There are definitely paid promotions out there - this appears to be one of them:
Inovio delivers its products in a similar fashion, i.e. electroporation of genes encoded on plasmids, but here are the differences between the two:
1. Inovio administers its products systemically through muscle tissue, whereas Oncosec delivers its products intratumorally.
2. Inovio pre-selects antigens to go on the plasmids to ultimately drive vaccinations. Oncosec takes an in-situ tumor vaccination approach for cancer; this takes advantage of a tumor's full antigenic repertoire.
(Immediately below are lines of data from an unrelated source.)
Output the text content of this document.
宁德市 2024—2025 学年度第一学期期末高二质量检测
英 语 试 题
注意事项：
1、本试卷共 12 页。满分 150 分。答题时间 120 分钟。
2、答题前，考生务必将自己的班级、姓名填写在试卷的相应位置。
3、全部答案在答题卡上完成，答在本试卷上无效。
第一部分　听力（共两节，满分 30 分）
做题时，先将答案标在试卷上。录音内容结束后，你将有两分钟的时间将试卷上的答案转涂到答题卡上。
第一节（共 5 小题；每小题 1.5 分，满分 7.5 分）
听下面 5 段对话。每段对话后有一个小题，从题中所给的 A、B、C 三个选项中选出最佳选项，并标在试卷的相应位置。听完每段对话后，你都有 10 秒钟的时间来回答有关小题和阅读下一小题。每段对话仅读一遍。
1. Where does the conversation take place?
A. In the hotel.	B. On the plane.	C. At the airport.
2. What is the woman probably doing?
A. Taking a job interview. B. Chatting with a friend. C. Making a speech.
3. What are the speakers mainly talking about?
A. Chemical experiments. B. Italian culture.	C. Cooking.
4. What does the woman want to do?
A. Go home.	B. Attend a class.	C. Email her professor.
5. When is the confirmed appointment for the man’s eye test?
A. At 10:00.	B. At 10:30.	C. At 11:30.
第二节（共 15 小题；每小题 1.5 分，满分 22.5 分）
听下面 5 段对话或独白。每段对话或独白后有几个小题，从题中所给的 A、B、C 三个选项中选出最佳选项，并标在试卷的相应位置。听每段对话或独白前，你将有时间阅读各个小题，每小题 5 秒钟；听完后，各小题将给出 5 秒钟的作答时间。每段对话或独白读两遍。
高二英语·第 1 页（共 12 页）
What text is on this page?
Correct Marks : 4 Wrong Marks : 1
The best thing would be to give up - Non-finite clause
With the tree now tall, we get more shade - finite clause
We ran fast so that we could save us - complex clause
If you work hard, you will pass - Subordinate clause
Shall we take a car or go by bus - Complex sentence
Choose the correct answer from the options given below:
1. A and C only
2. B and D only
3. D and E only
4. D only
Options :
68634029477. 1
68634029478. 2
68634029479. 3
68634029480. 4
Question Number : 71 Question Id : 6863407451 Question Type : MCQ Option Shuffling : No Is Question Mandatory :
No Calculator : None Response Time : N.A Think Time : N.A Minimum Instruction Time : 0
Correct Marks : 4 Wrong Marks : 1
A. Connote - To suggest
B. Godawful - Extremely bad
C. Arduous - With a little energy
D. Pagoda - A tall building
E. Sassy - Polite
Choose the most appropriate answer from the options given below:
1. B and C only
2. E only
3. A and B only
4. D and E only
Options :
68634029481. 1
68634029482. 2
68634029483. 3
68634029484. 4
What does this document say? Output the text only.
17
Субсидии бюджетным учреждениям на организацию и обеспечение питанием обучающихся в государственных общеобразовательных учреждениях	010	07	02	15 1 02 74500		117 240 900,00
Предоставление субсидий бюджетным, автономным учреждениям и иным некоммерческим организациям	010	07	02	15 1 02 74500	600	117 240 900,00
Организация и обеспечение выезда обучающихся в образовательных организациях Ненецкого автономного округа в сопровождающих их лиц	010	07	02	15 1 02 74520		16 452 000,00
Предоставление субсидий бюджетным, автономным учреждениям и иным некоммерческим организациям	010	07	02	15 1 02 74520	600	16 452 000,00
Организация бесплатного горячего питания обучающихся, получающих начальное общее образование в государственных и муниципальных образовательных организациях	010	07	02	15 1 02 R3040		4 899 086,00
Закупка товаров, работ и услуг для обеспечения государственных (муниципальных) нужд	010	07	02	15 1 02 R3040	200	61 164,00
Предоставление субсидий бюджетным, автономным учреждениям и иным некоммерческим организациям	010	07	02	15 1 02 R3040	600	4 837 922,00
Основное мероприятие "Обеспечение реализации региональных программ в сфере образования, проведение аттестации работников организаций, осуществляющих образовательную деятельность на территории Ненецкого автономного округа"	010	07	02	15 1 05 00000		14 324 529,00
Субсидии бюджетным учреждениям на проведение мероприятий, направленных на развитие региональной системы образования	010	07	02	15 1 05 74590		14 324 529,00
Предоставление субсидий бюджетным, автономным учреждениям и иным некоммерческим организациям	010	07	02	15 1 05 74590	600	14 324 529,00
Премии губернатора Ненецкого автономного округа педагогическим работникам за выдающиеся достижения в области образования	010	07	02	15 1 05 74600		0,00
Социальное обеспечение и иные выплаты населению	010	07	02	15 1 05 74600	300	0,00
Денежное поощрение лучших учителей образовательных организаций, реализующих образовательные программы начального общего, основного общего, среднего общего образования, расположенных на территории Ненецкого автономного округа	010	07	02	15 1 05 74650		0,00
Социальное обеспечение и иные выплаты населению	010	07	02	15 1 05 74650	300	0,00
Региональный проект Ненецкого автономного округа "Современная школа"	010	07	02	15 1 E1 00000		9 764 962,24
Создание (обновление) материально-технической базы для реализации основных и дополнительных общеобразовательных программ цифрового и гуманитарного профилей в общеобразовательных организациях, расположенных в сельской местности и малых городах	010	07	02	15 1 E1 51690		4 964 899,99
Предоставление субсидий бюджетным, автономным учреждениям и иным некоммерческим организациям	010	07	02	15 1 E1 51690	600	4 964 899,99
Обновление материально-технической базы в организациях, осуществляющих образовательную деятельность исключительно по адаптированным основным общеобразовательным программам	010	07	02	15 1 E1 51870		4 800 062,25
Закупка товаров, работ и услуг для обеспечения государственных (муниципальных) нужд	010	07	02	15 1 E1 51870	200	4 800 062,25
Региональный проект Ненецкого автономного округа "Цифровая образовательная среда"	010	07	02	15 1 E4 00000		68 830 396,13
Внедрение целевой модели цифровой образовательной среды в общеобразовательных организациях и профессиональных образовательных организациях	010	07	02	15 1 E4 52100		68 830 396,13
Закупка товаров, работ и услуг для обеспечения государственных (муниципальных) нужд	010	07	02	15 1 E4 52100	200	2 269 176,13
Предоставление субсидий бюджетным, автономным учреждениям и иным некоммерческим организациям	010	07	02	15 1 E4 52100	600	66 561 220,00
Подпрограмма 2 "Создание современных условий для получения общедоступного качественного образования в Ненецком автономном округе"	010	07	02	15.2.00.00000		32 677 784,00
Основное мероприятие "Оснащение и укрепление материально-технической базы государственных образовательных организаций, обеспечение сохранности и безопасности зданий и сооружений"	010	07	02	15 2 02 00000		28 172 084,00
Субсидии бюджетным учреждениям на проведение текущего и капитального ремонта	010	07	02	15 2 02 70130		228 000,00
3. Oncosec appears to be able to deliver a suite of encoded genes on each plasmid - we'll see data on this next month - whereas Inovio is delivering mostly single antigens, sometimes two, in each product. To address all the mechanisms of tumor escape and immunity require multiple therapeutic protein expressions in the tumor microenvironment. Inovio's approach is one that is limited in terms of therapeutic scope. Oncosec is attempting to drive immunity by creating the right conditions in the presence of all potential neoantigens. In addition, Oncosec may likely be attempting to address Tregs and checkpoints as well in their multigene constructs - we will soon see if I'm correct on this.
4. Oncosec has an electroporation device that supposedly maximizes gene delivery through tissue sensing. Inovio doesn't have this technology.